Cette plante pousse à l’état sauvage dans le climat semi-aride des prairies et des massifs montagneux de l’Amérique du Sud. Sa faible teneur en glucide que les amérindiens connaissent depuis très longtemps, puisqu’ils s’en servent dans leur alimentation quotidienne et pour adoucir leur maté, vient d’être découverte par la grande industrie alimentaire en tant que substitut au saccharose. Son effet insignifiant sur le taux de glucose dans le sang érige au rang d’édulcorant particulièrement bénéfique pour les diabétiques et fortement recommandé lors des régimes hypoglycémiques.

Mais s’ils se réjouissent du fait que les propriétés de « leur plante fétiche » soient reconnues dans le monde entier, les amérindiens considèrent, néanmoins, que son utilisation industrielle et sa commercialisation à grande échelle par les géants de l’industrie agro-alimentaire et de la grande distribution est «un cas flagrant de biopiraterie».

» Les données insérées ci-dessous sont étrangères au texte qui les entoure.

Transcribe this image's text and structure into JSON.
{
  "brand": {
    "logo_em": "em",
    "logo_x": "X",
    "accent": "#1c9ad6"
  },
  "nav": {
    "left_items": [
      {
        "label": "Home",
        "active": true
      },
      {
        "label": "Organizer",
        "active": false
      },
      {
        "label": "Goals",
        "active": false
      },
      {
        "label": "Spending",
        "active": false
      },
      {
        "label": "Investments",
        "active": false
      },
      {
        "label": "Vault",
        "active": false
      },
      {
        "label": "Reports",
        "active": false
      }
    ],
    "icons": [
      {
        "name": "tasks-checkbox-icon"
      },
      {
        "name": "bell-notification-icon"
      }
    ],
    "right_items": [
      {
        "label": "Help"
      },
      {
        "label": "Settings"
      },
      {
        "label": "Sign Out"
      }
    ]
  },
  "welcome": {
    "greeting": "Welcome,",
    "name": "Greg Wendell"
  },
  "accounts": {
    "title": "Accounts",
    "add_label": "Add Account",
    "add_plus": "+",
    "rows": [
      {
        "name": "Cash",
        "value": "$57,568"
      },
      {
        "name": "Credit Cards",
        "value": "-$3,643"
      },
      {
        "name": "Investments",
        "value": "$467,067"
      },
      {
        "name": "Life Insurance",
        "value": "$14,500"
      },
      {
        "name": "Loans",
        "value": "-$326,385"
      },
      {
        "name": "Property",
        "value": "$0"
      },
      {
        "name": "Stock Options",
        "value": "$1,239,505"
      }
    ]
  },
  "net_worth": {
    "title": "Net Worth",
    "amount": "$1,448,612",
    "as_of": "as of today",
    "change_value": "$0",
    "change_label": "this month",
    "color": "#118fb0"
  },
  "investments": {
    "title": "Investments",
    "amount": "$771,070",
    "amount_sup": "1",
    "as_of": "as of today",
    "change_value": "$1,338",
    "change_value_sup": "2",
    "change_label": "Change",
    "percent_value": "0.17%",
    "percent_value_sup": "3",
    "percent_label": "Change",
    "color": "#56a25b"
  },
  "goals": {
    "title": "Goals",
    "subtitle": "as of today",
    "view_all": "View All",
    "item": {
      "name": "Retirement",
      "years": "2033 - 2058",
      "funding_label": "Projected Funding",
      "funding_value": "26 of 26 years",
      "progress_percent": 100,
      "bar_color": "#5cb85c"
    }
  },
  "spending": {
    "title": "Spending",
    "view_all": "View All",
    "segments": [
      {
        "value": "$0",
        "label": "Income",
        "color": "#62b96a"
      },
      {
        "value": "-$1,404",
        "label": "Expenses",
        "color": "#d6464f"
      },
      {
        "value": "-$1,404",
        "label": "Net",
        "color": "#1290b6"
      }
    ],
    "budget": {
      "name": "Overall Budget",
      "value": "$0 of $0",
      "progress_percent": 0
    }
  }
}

Considérant que leurs connaissances traditionnelles ont été «piratées» et usurpées par ces grandes enseignes à des fins commerciales, les Guaranis qui se réfèrent, désormais, à un rapport intitulé «Stévia, une douceur au goût amer», élaboré en Novembre 2015 par des ONG et des universitaires, se sont réunis en Juillet dernier au Paraguay afin de constituer une «assemblée permanente» qui les représentera et décidera de la stratégie à adopter pour leur permettre de réclamer et, surtout, de récupérer leur «part du gâteau». Y parviendront-ils ? Rien n’est moins sûr; mais l’espoir reste de mise, toutefois, puisqu’ils ne sont pas seuls dans le bras-de-fer qui les oppose, désormais, aux géants de la grande industrie bioalimentaire et de la grande distribution.